KitchenAid KSC24C8EYY Review
The KitchenAid KSC24C8EYY (MSRP $2,799) is a high-end fridge with a very specialized focus: food preservation.
The KitchenAid KSC24C8EYY (MSRP $2,799) is a high-end fridge with a very specialized focus. It's part of the new-for-2012 Preserva line, which is marketed as being able to keep your food fresher, longer. From our testing, we can say this tall side-by-side absolutely delivers on that performance with superb moisture retention and an effective refrigerator, plus some innovative features.
Despite those strong points, however, a questionable freezer and high energy costs nearly derailed this fridge entirely. If you eat mostly fresh foods it's a good choice, but many other fridges offer a more balanced approach to chilling food.
Design & Usability
A fancy counter-depth that uses its height to maximize internal space
This stainless steel KitchenAid is a side-by-side fridge with a through-the-door ice and water dispenser, as well as an external control panel. The interior is unremarkable in its arrangement, using a traditional mix of glass and plastic shelves, but it looks really fancy. LED lighting and stainless trim on the shelves and drawers give this a high-end, high-tech look that definitely doesn't disappoint. Even the dairy bin is just different enough to be interesting: Instead of the traditional curved cover, the front flips up and slides under a plastic lid, maximizing space with an almost perfectly rectangular storage area. The ice maker is also spatially efficient, as it is located entirely on the freezer door. The ice bin pulls down and out, granting you easy access to bulk ice. There's even a nifty little window built in, as well as a separate light, so you can see how full it is.
Unfortunately, the layout itself is a bit lacking. Side-by-sides tend to be tall and narrow, and this counter-depth model adds "shallow" to that list of adjectives. There's limited fridge space, and the top shelves are very high up.
The controls may also take some getting used to, simply because there are so many things you can adjust. Touch-sensitive icons allow you to control temperature, lights, locks, even cup size and unit of measurement for automatically filling glasses with water. The lights turn off after about a minute or so of not being touched, which means you won't have to worry about having your kitchen bathed in a pale blue glow all night.
With functionality that matches its elegant design, this model only had a few small sticking points.
The most exciting thing about this fridge is KitchenAid's fancy new Preserva technology. The company says their new “Fresh Flow” air filter reduces the presence of ethylene gas—one of the substances that causes food to spoil—and supposedly is 15 times more powerful than baking soda when it comes to reducing odors. We don't test odor removal, but it's exciting to know that companies are working on it.
Otherwise, the fridge feels like any other high-end unit. Tall shelving areas make for easy access, and you've got plenty of slots for storage customization. Their glass surfaces are smooth and wipe clean with little effort, as does the metal trim. The lip where metal meets glass, though, isn’t perfectly flush, so you’ll want to make sure nothing drips or gets stuck in there. In a nifty design twist, the fridge’s door shelves are actually composed of two portions: a metal frame that hooks onto the door, as well as a plastic bucket—the actual storage space—which is easily removed for cleaning. Fancy though they may look, storage drawers slide out very smoothly on both sides but caught more often than we expected going back in.
The water dispenser and ice dispenser are operated by two separate paddles, and there's a small light illuminating the whole dispenser unit.

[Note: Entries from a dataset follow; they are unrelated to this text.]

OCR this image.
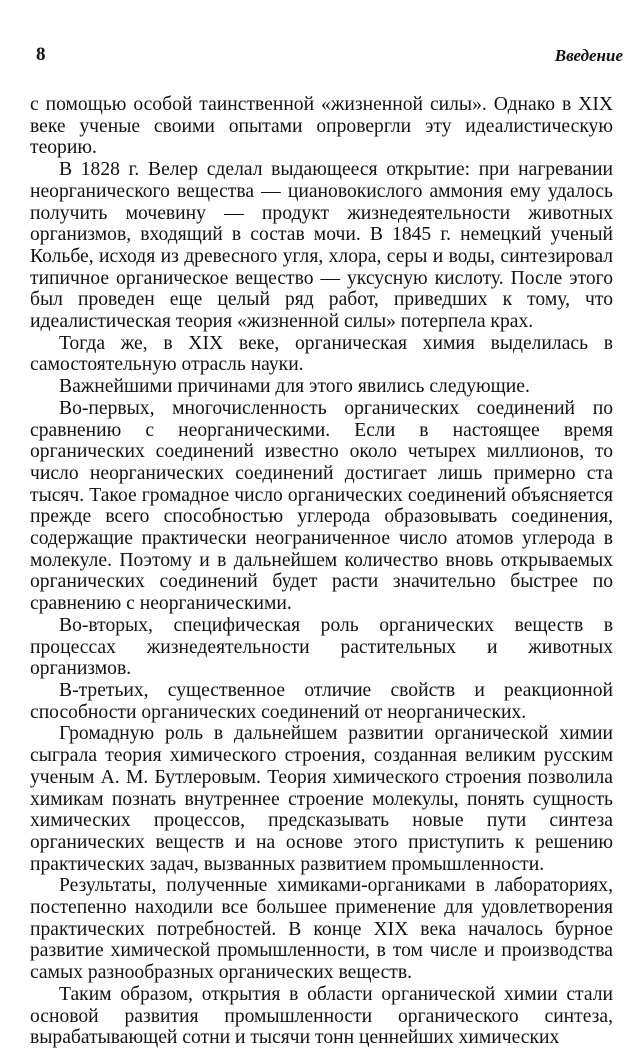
8	Введение

с помощью особой таинственной «жизненной силы». Однако в XIX веке ученые своими опытами опровергли эту идеалистическую теорию.

В 1828 г. Велер сделал выдающееся открытие: при нагревании неорганического вещества — циановокислого аммония ему удалось получить мочевину — продукт жизнедеятельности животных организмов, входящий в состав мочи. В 1845 г. немецкий ученый Кольбе, исходя из древесного угля, хлора, серы и воды, синтезировал типичное органическое вещество — уксусную кислоту. После этого был проведен еще целый ряд работ, приведших к тому, что идеалистическая теория «жизненной силы» потерпела крах.

Тогда же, в XIX веке, органическая химия выделилась в самостоятельную отрасль науки.

Важнейшими причинами для этого явились следующие.

Во-первых, многочисленность органических соединений по сравнению с неорганическими. Если в настоящее время органических соединений известно около четырех миллионов, то число неорганических соединений достигает лишь примерно ста тысяч. Такое громадное число органических соединений объясняется прежде всего способностью углерода образовывать соединения, содержащие практически неограниченное число атомов углерода в молекуле. Поэтому и в дальнейшем количество вновь открываемых органических соединений будет расти значительно быстрее по сравнению с неорганическими.

Во-вторых, специфическая роль органических веществ в процессах жизнедеятельности растительных и животных организмов.

В-третьих, существенное отличие свойств и реакционной способности органических соединений от неорганических.

Громадную роль в дальнейшем развитии органической химии сыграла теория химического строения, созданная великим русским ученым А. М. Бутлеровым. Теория химического строения позволила химикам познать внутреннее строение молекулы, понять сущность химических процессов, предсказывать новые пути синтеза органических веществ и на основе этого приступить к решению практических задач, вызванных развитием промышленности.

Результаты, полученные химиками-органиками в лабораториях, постепенно находили все большее применение для удовлетворения практических потребностей. В конце XIX века началось бурное развитие химической промышленности, в том числе и производства самых разнообразных органических веществ.

Таким образом, открытия в области органической химии стали основой развития промышленности органического синтеза, вырабатывающей сотни и тысячи тонн ценнейших химических
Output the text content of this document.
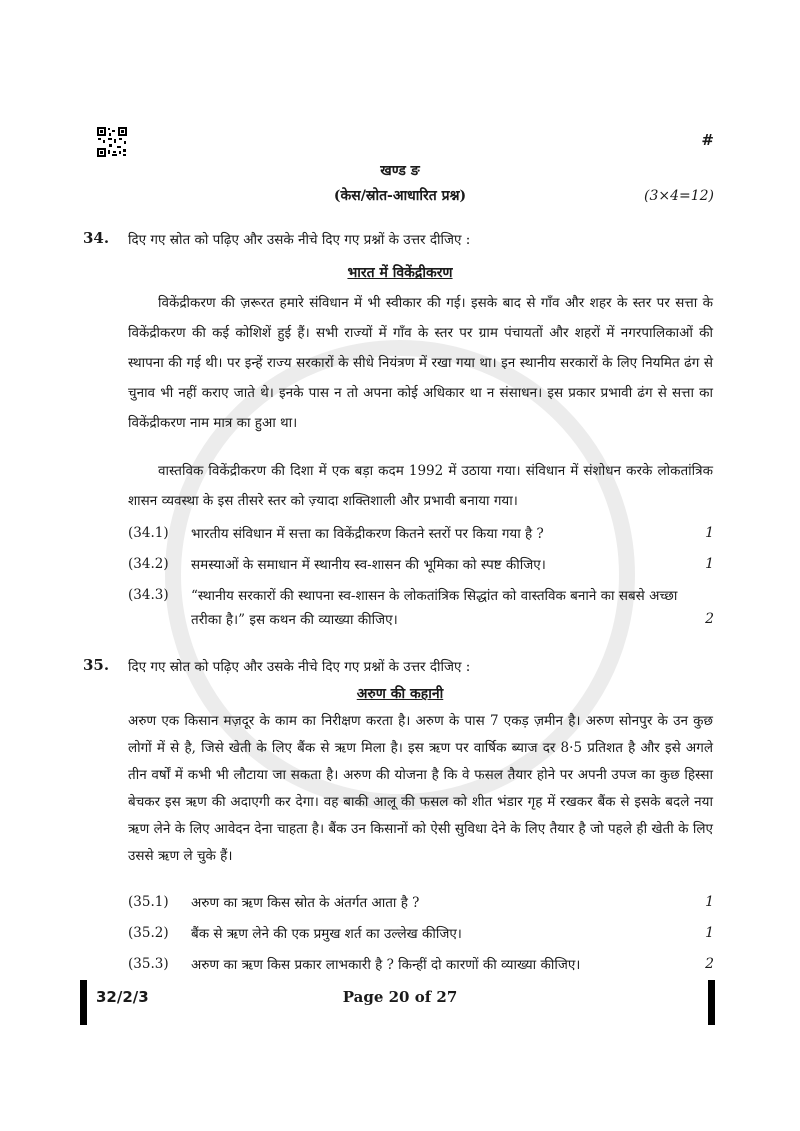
#
खण्ड ङ
(केस/स्रोत-आधारित प्रश्न)	(3×4=12)
34. दिए गए स्रोत को पढ़िए और उसके नीचे दिए गए प्रश्नों के उत्तर दीजिए :
भारत में विकेंद्रीकरण
विकेंद्रीकरण की ज़रूरत हमारे संविधान में भी स्वीकार की गई। इसके बाद से गाँव और शहर के स्तर पर सत्ता के विकेंद्रीकरण की कई कोशिशें हुई हैं। सभी राज्यों में गाँव के स्तर पर ग्राम पंचायतों और शहरों में नगरपालिकाओं की स्थापना की गई थी। पर इन्हें राज्य सरकारों के सीधे नियंत्रण में रखा गया था। इन स्थानीय सरकारों के लिए नियमित ढंग से चुनाव भी नहीं कराए जाते थे। इनके पास न तो अपना कोई अधिकार था न संसाधन। इस प्रकार प्रभावी ढंग से सत्ता का विकेंद्रीकरण नाम मात्र का हुआ था।
वास्तविक विकेंद्रीकरण की दिशा में एक बड़ा कदम 1992 में उठाया गया। संविधान में संशोधन करके लोकतांत्रिक शासन व्यवस्था के इस तीसरे स्तर को ज़्यादा शक्तिशाली और प्रभावी बनाया गया।
(34.1) भारतीय संविधान में सत्ता का विकेंद्रीकरण कितने स्तरों पर किया गया है ?	1
(34.2) समस्याओं के समाधान में स्थानीय स्व-शासन की भूमिका को स्पष्ट कीजिए।	1
(34.3) “स्थानीय सरकारों की स्थापना स्व-शासन के लोकतांत्रिक सिद्धांत को वास्तविक बनाने का सबसे अच्छा तरीका है।” इस कथन की व्याख्या कीजिए।	2
35. दिए गए स्रोत को पढ़िए और उसके नीचे दिए गए प्रश्नों के उत्तर दीजिए :
अरुण की कहानी
अरुण एक किसान मज़दूर के काम का निरीक्षण करता है। अरुण के पास 7 एकड़ ज़मीन है। अरुण सोनपुर के उन कुछ लोगों में से है, जिसे खेती के लिए बैंक से ऋण मिला है। इस ऋण पर वार्षिक ब्याज दर 8·5 प्रतिशत है और इसे अगले तीन वर्षों में कभी भी लौटाया जा सकता है। अरुण की योजना है कि वे फसल तैयार होने पर अपनी उपज का कुछ हिस्सा बेचकर इस ऋण की अदाएगी कर देगा। वह बाकी आलू की फसल को शीत भंडार गृह में रखकर बैंक से इसके बदले नया ऋण लेने के लिए आवेदन देना चाहता है। बैंक उन किसानों को ऐसी सुविधा देने के लिए तैयार है जो पहले ही खेती के लिए उससे ऋण ले चुके हैं।
(35.1) अरुण का ऋण किस स्रोत के अंतर्गत आता है ?	1
(35.2) बैंक से ऋण लेने की एक प्रमुख शर्त का उल्लेख कीजिए।	1
(35.3) अरुण का ऋण किस प्रकार लाभकारी है ? किन्हीं दो कारणों की व्याख्या कीजिए।	2
32/2/3	Page 20 of 27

One of the best crisper drawers on the market today
In case you haven't guessed by now, this KitchenAid's vegetable drawer really impressed us, retaining moisture for three times as long as many other models we've tested. This means that produce will stay fresh and crisp in this fridge for far longer than almost any other model that we’ve tested to date; it's one of the best—if not the best—out there.

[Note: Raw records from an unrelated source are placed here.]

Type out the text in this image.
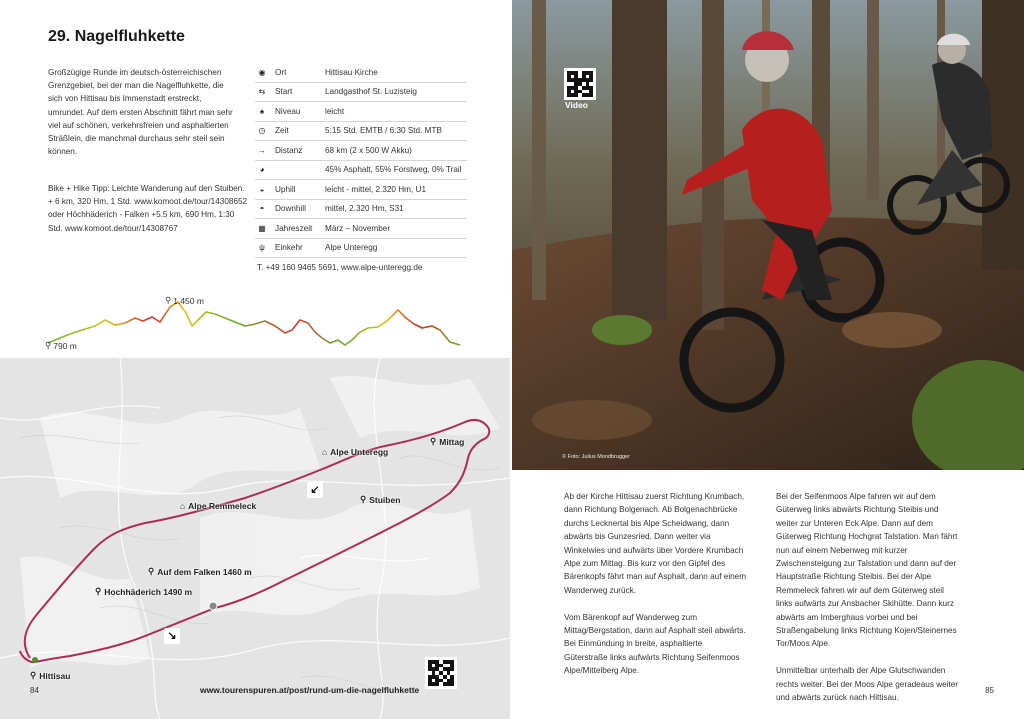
29. Nagelfluhkette
Großzügige Runde im deutsch-österreichischen Grenzgebiet, bei der man die Nagelfluhkette, die sich von Hittisau bis Immenstadt erstreckt, umrundet. Auf dem ersten Abschnitt fährt man sehr viel auf schönen, verkehrsfreien und asphaltierten Sträßlein, die manchmal durchaus sehr steil sein können.
Bike + Hike Tipp: Leichte Wanderung auf den Stuiben. + 6 km, 320 Hm, 1 Std. www.komoot.de/tour/14308652 oder Höchhäderich - Falken +5.5 km, 690 Hm, 1:30 Std. www.komoot.de/tour/14308767
◉	Ort	Hittisau Kirche
⇆	Start	Landgasthof St. Luzisteig
♠	Niveau	leicht
◷	Zeit	5:15 Std. EMTB / 6:30 Std. MTB
→	Distanz	68 km (2 x 500 W Akku)
◕	45% Asphalt, 55% Forstweg, 0% Trail
◒	Uphill	leicht - mittel, 2.320 Hm, U1
◓	Downhill	mittel, 2.320 Hm, S31
▦	Jahreszeit	März – November
ψ	Einkehr	Alpe Unteregg
T. +49 160 9465 5691, www.alpe-unteregg.de
⚲ 1.450 m
⚲ 790 m
⌂ Alpe Unteregg
⚲ Mittag
⌂ Alpe Remmeleck
⚲ Stuiben
⚲ Auf dem Falken 1460 m
⚲ Hochhäderich 1490 m
⚲ Hittisau
↙
↘
84	www.tourenspuren.at/post/rund-um-die-nagelfluhkette
Video
© Foto: Julius Mondbrugger

Ab der Kirche Hittisau zuerst Richtung Krumbach, dann Richtung Bolgenach. Ab Bolgenachbrücke durchs Lecknertal bis Alpe Scheidwang, dann abwärts bis Gunzesried. Dann weiter via Winkelwies und aufwärts über Vordere Krumbach Alpe zum Mittag. Bis kurz vor den Gipfel des Bärenkopfs fährt man auf Asphalt, dann auf einem Wanderweg zurück.

Vom Bärenkopf auf Wanderweg zum Mittag/Bergstation, dann auf Asphalt steil abwärts. Bei Einmündung in breite, asphaltierte Güterstraße links aufwärts Richtung Seifenmoos Alpe/Mittelberg Alpe.

Bei der Seifenmoos Alpe fahren wir auf dem Güterweg links abwärts Richtung Steibis und weiter zur Unteren Eck Alpe. Dann auf dem Güterweg Richtung Hochgrat Talstation. Man fährt nun auf einem Nebenweg mit kurzer Zwischensteigung zur Talstation und dann auf der Hauptstraße Richtung Steibis. Bei der Alpe Remmeleck fahren wir auf dem Güterweg steil links aufwärts zur Ansbacher Skihütte. Dann kurz abwärts am Imberghaus vorbei und bei Straßengabelung links Richtung Kojen/Steinernes Tor/Moos Alpe.

Unmittelbar unterhalb der Alpe Glutschwanden rechts weiter. Bei der Moos Alpe geradeaus weiter und abwärts zurück nach Hittisau.

85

The rest of the fridge was remarkably consistent, but it did run a bit warm despite using the manufacturer-recommended thermostat settings. It's an easy fix, though: Just turn down the dial a bit, and the problem is solved. Make sure to invest in a thermometer to help ensure your food is being cooled at the correct temperature since, unlike other high-end fridges, this KitchenAid's controls aren't on the Fahrenheit or Celsius scales.
The freezer maintained a very cold temperature over time, but it did fluctuate by a rather large amount. While nothing was even close to thawing, variations in temperature can cause small ice crystals to form. That's what leads to freezer burn.
We also weren't impressed by energy consumption. Though this is a tall fridge, its interior space isn't that big, and it used a lot of electricity to keep that interior cool.
Even with all its pros, it still costs too much.
The KitchenAid KSC24C8EYY's $2,799 MSRP is, in many respects, not justified. Flaws like inconsistent freezer temperatures, a cramped interior, and high energy costs are prominent enough to detract from an otherwise solid appliance.
Where the manufacturer made this fridge really shine, though, is in its crisper drawer. Combined with a Fresh Flow filter, it will preserve your food, making your groceries stay fresh and last longer. That may even save you some money in the long run, especially if you eat a lot of fruits and vegetables.
In this application, however, the Preserva system is exceptional technology that's been added to an average fridge.